Was für ein Wahnsinns-Trip, im wahrsten Sinne des Wortes. „The wild boys“ in Worte zu fassen fällt schwer. Ist es Arthouse oder Exploitation, Fantasy oder Gegenwarts-Analyse, erotisch oder abstoßend? Vielleicht auch alles zusammen, denn „Les Garçons Sauvage“ (so der Originaltitel) entzieht sich in seiner Eigenwilligkeit jeglichem Muster und jedweder Kategorie.
In stilistischem Schwarz/Weiß und bei einer Bildkomposition, welche eher an einen Stummfilm erinnert, zeigt uns Mandico eine völlig skurrile Geschichte, um eine Gruppe von schwerkriminellen Jungen, welche auf einer Insel mit mysteriösen Früchten gefüttert werden, die bewirken, dass
sie zu Mädchen werden. Zwangsgeschlechtsumwandlung als Mittel der Heilung.

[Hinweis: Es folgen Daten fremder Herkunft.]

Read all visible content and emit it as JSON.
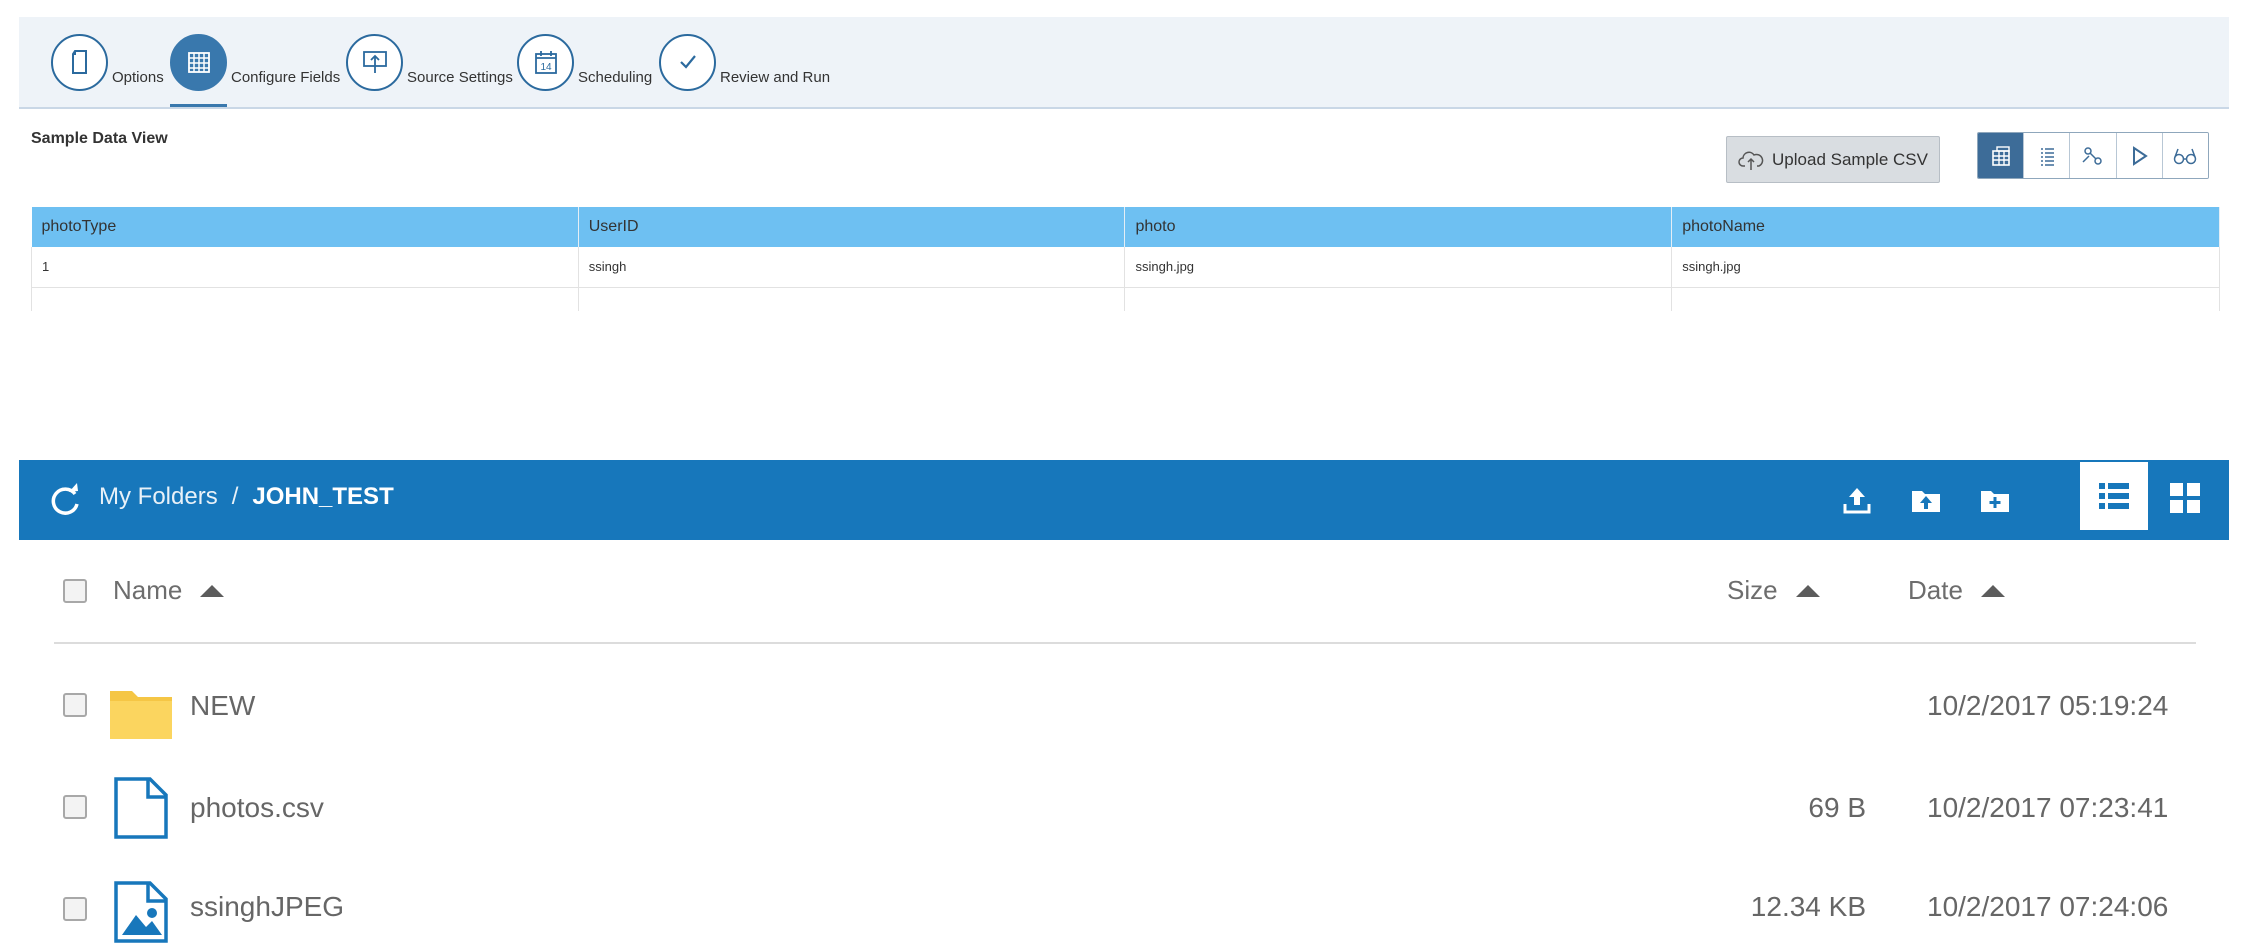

Immer wieder durchbricht Mandico seine S/W-Komposition und liefert grelle Farben. Nach eigenen Angaben als Hommage an Kōji Wakamatsu, welcher dieses Stilmittel ebenfalls für Schlüsselszenen nutzte. Mit dem japanischen Meisterregisseur verbindet ihn noch mehr: beide verstehen es, skurrile Momente der Erotik mit Gewaltmomenten so zu kombinieren, dass etwas Besonderes daraus entsteht.
Und „The Wild Boys“ ist wirklich etwas Besonderes. Regisseur Mandico beweist sein Auge für ausgefallene Bilder und lässt sein junges Darstellerensemble unglaublich agieren. Im Minutentakt wechselt sich die eigene Gemütslage von Faszination zu Fassungslosigkeit, von zustimmendem Nicken zu entsetztem Kopfschütteln. Wenn es ein Film schafft solch unterschiedliche Gefühle in einem auszulösen, dann weiß man instinktiv, dass man es hier mit etwas ganz Ausergewöhnlichem zu tun hat.